Going back to the notion of the "Internet of Things" and the "smart home," many businesses are overlooking the significant vulnerability of their IoT devices. There are an estimated 8 DDoS (distributed denial of service) attacks per day and the number of unsecured IoT devices are increasing exponentially. Indeed, DDoS attacks increased 91% in 2017 and a large part of this is attributed to the rise of IoT.
That's partly because so many users, both personal and business, don't regard their IoT devices with the same level of scrutiny and attention as they do their "main" devices like their computers, smartphones, and network infrastructure. The truth is that the Wi-Fi-enabled multi-function printer is likely even more vulnerable to attack than the laptop next to it.
For a business, these vulnerabilities can be everywhere. If you've got a smart TV or a connected set-top box in the employee lounge, that's vulnerable. If you use an IP telephone device for conference calls, that's vulnerable. The same is true with smart plugs, smart bulbs, smart thermostats, smart access control devices, and more.

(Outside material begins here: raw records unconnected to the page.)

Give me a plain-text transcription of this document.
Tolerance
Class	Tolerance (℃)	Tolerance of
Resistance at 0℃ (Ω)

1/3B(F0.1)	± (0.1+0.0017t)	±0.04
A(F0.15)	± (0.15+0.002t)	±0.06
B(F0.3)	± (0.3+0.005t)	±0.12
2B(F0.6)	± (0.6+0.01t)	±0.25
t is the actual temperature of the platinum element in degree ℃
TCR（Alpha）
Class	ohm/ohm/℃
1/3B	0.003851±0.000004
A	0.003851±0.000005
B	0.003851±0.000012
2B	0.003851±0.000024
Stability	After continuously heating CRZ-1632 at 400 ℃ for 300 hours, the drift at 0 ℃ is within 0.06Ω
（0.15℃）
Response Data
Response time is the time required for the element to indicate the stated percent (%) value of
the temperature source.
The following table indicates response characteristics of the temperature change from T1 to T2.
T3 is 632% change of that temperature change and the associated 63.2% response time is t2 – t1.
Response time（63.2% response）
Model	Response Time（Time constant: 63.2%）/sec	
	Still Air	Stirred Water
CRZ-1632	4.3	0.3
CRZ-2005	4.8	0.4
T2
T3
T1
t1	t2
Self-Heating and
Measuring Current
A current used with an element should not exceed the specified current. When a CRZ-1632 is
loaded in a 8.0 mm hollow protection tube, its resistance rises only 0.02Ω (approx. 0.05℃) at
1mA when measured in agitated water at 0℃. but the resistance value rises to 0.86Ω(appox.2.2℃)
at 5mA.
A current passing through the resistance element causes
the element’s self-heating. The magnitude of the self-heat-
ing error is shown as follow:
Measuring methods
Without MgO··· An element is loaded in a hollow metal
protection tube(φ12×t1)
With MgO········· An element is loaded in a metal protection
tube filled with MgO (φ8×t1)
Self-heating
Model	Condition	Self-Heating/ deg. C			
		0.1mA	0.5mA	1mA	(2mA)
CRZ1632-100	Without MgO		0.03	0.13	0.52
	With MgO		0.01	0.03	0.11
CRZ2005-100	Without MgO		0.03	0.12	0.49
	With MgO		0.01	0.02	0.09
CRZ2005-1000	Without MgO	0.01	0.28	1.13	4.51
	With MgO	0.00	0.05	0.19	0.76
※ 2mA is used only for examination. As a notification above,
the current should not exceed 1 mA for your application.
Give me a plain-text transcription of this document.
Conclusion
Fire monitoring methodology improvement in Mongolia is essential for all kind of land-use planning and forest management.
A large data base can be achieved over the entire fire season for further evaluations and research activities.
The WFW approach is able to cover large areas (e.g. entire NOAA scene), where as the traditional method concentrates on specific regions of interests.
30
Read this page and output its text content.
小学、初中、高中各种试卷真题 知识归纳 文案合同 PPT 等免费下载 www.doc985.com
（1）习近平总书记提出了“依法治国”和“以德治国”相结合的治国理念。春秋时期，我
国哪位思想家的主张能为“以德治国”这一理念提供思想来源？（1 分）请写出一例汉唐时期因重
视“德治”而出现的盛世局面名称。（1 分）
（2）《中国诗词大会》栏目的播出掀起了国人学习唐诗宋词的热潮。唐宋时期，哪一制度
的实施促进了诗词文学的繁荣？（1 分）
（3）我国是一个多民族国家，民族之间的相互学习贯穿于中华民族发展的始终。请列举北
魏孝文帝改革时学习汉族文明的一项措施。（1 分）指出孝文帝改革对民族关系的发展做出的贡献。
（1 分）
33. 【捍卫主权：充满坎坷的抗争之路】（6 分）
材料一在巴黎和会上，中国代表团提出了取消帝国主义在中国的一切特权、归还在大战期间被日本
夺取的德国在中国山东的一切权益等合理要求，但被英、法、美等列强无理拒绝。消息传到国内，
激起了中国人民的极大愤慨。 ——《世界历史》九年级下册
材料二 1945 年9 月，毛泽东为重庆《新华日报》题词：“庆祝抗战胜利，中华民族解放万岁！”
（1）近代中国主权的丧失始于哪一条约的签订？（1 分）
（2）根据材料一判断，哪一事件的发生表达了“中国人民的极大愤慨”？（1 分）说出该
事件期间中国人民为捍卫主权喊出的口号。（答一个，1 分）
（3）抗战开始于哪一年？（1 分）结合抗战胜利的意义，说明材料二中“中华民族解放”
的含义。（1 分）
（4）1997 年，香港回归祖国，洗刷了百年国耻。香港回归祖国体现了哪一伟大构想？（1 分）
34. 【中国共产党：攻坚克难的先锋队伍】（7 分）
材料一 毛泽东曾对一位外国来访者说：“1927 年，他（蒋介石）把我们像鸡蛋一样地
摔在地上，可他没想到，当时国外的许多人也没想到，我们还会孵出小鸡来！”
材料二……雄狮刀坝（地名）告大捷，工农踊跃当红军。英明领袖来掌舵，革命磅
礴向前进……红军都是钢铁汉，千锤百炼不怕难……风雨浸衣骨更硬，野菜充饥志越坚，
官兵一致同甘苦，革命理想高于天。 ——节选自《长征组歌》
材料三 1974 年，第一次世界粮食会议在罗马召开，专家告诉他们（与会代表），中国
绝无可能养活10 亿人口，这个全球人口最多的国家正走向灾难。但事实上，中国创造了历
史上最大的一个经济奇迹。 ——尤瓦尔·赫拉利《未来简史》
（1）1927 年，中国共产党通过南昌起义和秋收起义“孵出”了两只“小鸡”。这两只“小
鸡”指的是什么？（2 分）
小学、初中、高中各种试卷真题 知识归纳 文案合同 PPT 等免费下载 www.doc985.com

These IoT devices need the same level of security management if you want to protect your business from the potential disaster of a cyberattack. A leader in cloud management, Cloud Management Suite is the first IT management solution to discover IoT devices and roll them into the same security protocol as other devices. You might not even know everything that can connect to your network; this process of discovery ensures that no "back door loophole" is left unchecked.
Security patches need to be distributed quickly, efficiently, and proactively to prevent an attack from ever happening in the first place. The process needs to be automated to stay ahead of potential hackers. It needs to be predictive, not reactive.
It's All Around You
At the end of the day, there's something critically important that you need to realize about the safety and security of your business. Anything that has an IP address can connect to the same infrastructure as your servers and all the rest of your equipment. To this end, anything with an IP address is also vulnerable to attack and needs to be tracked, patched, and kept up to date.
Just as it no longer makes sense for an IT technician to visit each and every employee in person and go through each individual device by hand, it also no longer makes sense to focus only on computers and networking equipment. It's everything. And you need a centralized, cloud-based solution to manage it all. Because if you don't, you're just leaving the door wide open for potential disaster.